Selon eux, pour mieux vivre, il faudrait entre autre améliorer la communication, diminuer l’alcoolisme et la violence.

J’ai été impressionné de l’assurance avec laquelle ces jeunes exposaient leurs réflexions. Certains groupes faisaient preuve d’imagination dans la présentation des panneaux sur lesquels ils avaient écrit leurs réponses.

 
Après ces présentations, dix nouveaux groupes ont été formés, en mélangeant les différentes communautés. Ces jeunes devaient alors se demander ce qu’ils pouvaient faire entre eux pour récupérer ces valeurs développées durant la période sandiniste.

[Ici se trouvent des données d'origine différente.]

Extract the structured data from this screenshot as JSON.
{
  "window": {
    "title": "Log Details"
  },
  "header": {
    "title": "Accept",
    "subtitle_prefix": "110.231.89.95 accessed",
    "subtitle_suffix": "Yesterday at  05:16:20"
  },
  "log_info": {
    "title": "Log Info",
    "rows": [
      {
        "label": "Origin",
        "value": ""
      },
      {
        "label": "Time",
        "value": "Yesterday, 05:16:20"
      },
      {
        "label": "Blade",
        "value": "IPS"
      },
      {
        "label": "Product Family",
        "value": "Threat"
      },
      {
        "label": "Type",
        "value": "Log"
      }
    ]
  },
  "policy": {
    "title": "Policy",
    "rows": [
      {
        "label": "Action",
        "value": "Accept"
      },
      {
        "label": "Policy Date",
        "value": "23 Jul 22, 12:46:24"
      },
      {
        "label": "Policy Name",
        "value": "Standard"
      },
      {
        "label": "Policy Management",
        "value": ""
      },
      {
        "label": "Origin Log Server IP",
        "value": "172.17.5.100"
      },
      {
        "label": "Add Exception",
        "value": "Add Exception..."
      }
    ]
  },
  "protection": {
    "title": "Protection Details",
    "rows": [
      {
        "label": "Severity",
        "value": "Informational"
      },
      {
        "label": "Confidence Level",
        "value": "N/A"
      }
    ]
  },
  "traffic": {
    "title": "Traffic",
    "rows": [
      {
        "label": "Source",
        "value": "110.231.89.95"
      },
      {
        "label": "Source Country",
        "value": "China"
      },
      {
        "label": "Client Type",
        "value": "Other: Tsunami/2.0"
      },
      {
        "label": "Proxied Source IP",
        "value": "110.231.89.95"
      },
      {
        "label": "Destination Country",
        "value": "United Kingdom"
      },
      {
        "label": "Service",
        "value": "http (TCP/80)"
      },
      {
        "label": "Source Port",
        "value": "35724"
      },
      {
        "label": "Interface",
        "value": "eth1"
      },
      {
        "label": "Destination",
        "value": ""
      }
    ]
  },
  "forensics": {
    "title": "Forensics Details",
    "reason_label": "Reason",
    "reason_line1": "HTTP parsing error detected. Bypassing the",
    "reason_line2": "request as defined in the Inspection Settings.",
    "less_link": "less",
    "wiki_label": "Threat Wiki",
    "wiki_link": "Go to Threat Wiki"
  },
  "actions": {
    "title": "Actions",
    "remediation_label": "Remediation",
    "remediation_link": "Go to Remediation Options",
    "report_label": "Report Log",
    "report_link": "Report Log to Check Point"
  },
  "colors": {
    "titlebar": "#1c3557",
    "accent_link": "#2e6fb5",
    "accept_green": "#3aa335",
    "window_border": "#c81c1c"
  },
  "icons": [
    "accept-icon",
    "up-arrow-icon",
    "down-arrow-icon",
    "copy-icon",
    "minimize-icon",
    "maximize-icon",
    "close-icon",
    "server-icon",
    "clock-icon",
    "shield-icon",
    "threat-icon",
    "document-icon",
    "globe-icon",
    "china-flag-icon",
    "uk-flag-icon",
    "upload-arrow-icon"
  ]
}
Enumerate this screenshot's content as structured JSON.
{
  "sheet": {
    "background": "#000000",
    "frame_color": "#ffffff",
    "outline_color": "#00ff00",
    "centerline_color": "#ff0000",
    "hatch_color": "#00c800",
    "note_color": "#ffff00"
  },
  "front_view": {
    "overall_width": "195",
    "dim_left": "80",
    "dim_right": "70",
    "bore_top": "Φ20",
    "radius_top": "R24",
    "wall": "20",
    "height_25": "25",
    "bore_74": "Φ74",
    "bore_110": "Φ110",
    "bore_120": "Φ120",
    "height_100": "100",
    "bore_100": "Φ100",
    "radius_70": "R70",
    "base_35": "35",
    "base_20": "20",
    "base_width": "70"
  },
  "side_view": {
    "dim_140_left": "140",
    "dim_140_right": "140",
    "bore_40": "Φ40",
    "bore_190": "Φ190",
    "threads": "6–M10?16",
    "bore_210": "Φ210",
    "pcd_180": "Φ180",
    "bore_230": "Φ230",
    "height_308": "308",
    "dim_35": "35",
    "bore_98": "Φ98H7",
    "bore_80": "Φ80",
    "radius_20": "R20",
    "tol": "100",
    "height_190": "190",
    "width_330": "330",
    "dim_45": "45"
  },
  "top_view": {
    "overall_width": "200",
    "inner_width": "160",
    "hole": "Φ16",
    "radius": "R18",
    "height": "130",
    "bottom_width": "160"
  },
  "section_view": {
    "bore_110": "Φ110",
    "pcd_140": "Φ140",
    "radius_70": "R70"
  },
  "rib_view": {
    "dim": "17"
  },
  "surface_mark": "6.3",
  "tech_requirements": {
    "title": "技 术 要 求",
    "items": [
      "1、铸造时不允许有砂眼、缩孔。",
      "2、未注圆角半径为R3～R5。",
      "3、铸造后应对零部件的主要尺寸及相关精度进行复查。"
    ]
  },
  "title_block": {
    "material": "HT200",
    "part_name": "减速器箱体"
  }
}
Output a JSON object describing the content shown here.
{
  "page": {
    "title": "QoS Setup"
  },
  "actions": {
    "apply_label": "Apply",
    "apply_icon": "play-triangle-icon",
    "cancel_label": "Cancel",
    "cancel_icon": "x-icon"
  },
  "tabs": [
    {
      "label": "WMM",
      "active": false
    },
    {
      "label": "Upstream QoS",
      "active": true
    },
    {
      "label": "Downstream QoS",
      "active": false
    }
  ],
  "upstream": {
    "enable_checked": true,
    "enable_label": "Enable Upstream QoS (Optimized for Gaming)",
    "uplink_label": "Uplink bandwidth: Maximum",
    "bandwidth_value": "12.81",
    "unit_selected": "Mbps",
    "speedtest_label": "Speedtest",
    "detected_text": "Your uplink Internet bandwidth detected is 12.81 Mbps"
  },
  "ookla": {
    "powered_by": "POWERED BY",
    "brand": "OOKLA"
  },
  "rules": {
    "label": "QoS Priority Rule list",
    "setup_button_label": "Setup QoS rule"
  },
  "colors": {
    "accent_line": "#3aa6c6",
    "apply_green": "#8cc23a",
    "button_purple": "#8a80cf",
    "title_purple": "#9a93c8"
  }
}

(photo: travaux de groupe)

 

Il en ressort entre autres des idées comme la création de terrains de sport, des rencontres pour partager leurs difficultés et leurs besoins, l’établissement d’un comité de jeunes pour défendre leurs intérêts face aux municipalités et au gouvernement, et la nécessité de mieux communiquer entre les différentes communautés.

 

Dans ces travaux de groupe, j’ai relevé un esprit d’initiative important.

Après la présentation des réponses de chacun des groupes, c’est le père de Joël, qui a fait un discours (photo ci-contre). Il a terminé ses quelques mots en remettant un don à une radio locale qui diffuse un programme d’alphabétisation. Il faut rappeler que Joël avait justement travaillé dans une radio, pour la propagande sandiniste.

Chaque étape de cette journée a été marquée par un intermède musical, par des groupes de jeunes.

Ces jeunes retirent de cette journée le plaisir de se rencontrer et de faire de nouvelles connaissances. Ils aimeraient prendre exemple sur cette activité pour commémorer les martyres de leurs communautés. Ils demandent aussi à la famille et aux amis d’Yvan et Joël de continuer à cheminer avec eux.

   

La rencontre officielle s’est terminée, comme elle avait commencé, par l’écoute de l’hymne national nicaraguayen.

Sadrach Zeledón, en photo ci-contre, ancien maire sandiniste de Matagalpa, a assisté avec intérêt à cette journée. Il m’a affirmé être attentif aux besoins des jeunes.